You are the chair of the MRS sustainability council. What role should insights companies be playing in this space?

I’m a big believer in progress over perfection and what the council and MRS have been very good at is developing a baseline pledge that says ‘this is the basics that we all should do’ – we should all sign up to being carbon neutral. There’s no real excuse. You can offset some of that, and you can reduce. So, it’s about measuring, reducing and offsetting.

I would like to see this as the start of a movement to becoming more broadly sustainable, but you don’t start off with something hard, you start off with something relatively basic. I would like every company in the UK to sign up the pledge and then use that to start building new ideas around sustainability – that may be the way we work with clients, the types of questions we ask, or collecting more information about consumer opinions that we share as an industry.

I think we should build more sustainability into the macro industry across our interactions with clients and consumers.

What’s the biggest challenge facing the research industry?
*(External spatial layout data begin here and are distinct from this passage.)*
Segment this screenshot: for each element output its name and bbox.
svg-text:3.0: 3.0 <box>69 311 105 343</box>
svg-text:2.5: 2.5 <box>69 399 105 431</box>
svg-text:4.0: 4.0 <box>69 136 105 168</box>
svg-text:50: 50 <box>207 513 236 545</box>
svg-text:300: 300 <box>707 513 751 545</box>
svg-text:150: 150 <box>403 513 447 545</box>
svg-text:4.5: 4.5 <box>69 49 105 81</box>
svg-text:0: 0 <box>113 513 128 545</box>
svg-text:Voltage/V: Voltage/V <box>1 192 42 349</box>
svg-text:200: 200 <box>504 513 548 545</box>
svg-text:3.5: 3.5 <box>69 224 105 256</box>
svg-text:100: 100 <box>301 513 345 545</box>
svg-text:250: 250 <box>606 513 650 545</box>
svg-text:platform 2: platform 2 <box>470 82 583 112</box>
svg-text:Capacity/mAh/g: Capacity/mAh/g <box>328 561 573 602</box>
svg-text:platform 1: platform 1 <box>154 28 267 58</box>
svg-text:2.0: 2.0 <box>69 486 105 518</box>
The understanding and adoption of technology. As an industry, we’ve always been great at getting really interesting data and then analysing and telling the stories about that data. The problem the industry has – and is beginning to solve – is that the process of creating and analysing and storytelling about that data simply did not work at the pace that business works at, and quite often at the price that business is prepared to pay.

If you’re a business, it’s very rare that you make a significant business decision without input from consumers, but if the meeting is tomorrow and you’ve got to make a decision, and there’s no customer data, you’ll probably make the decision anyway. So, we have to make sure our data and insight is in that meeting – that’s a critical thing that we’ve got to solve and the only route to solving that is technology.